Un moyen de limiter, voire d’éviter, les droits de succession entre eux sera de procéder de leur vivant à des donations. La même réflexion vaut pour les époux mariés.

En matière mobilière, les donations peuvent être exonérées d’impôt. Les droits de succession seront cependant dus en cas de décès du donateur dans les trois ans, à moins qu’ils enregistrent la donation (à un taux de 3 % ou 3,3 % selon la Région où ils vivent).

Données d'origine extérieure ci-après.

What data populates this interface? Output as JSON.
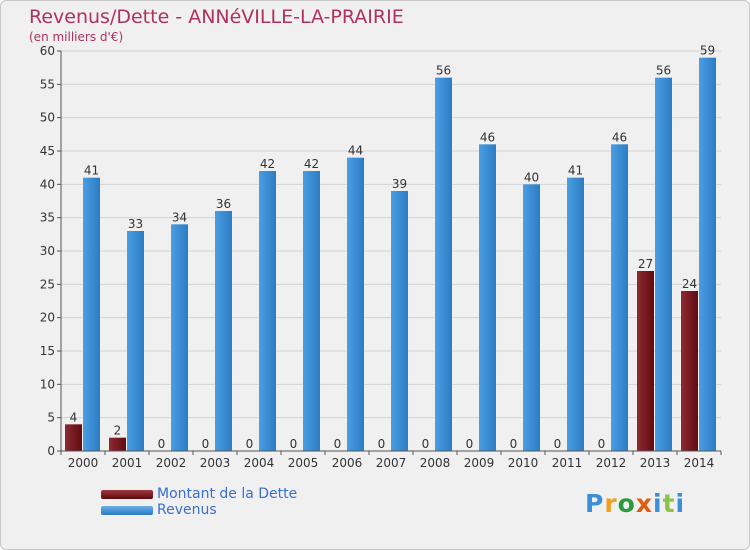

Au point de vue civil, quand un partenaire donne à l’autre, la situation est très différente selon qu’ils sont ou non mariés : là où le cohabitant légal se dépouillerait définitivement du bien donné, l’époux marié peut, lui, reprendre le bien si la situation de son couple venait à changer. L’adage "donner et retenir ne vaut" ne concerne pas les personnes mariées. C’est ainsi qu’il peut être intéressant pour les époux, sans présenter de risque en cas de séparation du couple, qu’ils se fassent des donations croisées, révocables pour celles au profit de l’époux qui viendra à disparaître le premier. L’époux survivant deviendra propriétaire de tous les biens qui ont fait l’objet des donations par l’un ou par l’autre et ce, sans droits de succession. Ceci est une stricte exécution de la loi et ne doit pas être mis en cause par le fisc au titre d’un "abus fiscal". Le fisc ne décrit d’ailleurs pas cette opération (sans changement préalable de régime matrimonial) comme "abusive" dans une circulaire du mois de juillet 2012 sur ce sujet.